Roland Sarlot: And that's contagious.
Mario Marchese: It's contagious. And that is with people, that is what the audience wants. They want to see someone who is excited about what they are doing, because if you are not excited it is hard to get people excited too.
Roland Sarlot: Absolutely. As you know all the Magic Business Podcasts can be heard on the MagicOracle.Club, however today you are our guest oracle, that special person with great wisdom and insight, so I'd like to ask you Oracle Mario, what is the most important question someone should ask you but never does?
Mario Marchese: This is a heavy question. I think when it comes to magicians and magic-related stuff, where I'm talking to other magicians, I think the big question I wish magicians would ask me would be, "What do I love outside of magic?" What is it that I love so much outside of the whole magic scene, and the magic community, because what happens is that opens a big door where we can start talking about all the things that are exciting that have nothing to do with magic, and that led me... I started thinking like that, and that led me to create these robots with the aesthetics of what I love, so I can have that same excitement as that stage hand when he was talking about the lights. I love Ed Roth. I love the whole rat thing culture, so my robots... I started making them in homage to the art that I love. I built a little robot lamp after the Pixar lamp. It's a tomato can, a Campbell's soup can, because I love Andy Warhol. So these things outside of magic actually are the things that actually help elevate what I do, so that I can be a better performer and be excited more onstage and believe in what I'm saying and understand my story. I think the question for me really is that I hope that people ask, especially magicians, "What do I love outside of magic?" Maybe there is another musician in the house. Another guitar player that I can jam with.

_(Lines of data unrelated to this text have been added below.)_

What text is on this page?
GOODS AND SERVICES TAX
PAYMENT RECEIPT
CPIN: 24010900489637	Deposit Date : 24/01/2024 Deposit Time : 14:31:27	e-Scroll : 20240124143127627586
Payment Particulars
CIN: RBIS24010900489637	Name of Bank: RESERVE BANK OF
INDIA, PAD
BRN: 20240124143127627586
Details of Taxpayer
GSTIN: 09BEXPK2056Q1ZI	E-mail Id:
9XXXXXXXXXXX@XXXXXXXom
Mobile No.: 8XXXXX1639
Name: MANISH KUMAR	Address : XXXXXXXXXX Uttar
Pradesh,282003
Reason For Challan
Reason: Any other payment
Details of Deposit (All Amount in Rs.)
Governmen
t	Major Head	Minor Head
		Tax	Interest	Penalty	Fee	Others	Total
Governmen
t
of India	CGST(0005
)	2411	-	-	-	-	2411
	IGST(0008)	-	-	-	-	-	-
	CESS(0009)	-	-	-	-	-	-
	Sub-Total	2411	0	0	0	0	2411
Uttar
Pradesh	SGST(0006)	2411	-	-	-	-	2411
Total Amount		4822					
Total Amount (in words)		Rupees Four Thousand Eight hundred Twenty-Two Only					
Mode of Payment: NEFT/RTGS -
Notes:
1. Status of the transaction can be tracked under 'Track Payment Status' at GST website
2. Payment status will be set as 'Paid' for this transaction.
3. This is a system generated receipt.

Roland Sarlot: It sounds like that just feeds you back again anyway by going after what you do love, and it feeds you for love, and you keep making this cycle to keep building and building and building.
Mario Marchese: I think that is the goal. Why do we spend that money to go to Magic Live? Why do we spend all that money to listen to these lectures? We want to be inspired. Sometimes we get caught up, where we are looking for this one trick in the dealers room that's going to change our life, and it doesn't exist. It doesn't exist. There is no trick that is going to change your game. The game is you. You've got to find out why you want to be on stage. What's your story? I don't know my story yet. I'm still trying to find it, but I do know the things that I love right now, and the things that I love right now that I put into my show are the strongest things that the audience reacts to because it is current. It is right now.
Roland Sarlot: Mario, thanks for your enthusiasm, your experience, and your honesty.
Mario Marchese: Thanks so much for having me Roland. This has been absolutely epic.
Roland Sarlot: And thank you for listening to our "Magic Business Podcast". Please visit the MagicOracle.Club where you can hear all of our Magic Business podcasts and enjoy a vast array of additional magical knowledge.
Roland Sarlot: Today, I'll leave you with a quote from fighter pilot, spy, and the creator of Willy Wonka, and other great stories, Roald Dahl who wrote, "Those who do not believe in magic will never find it."
As always, we at the Magic Oracle wish you great success finding magic on your path in the magical arts.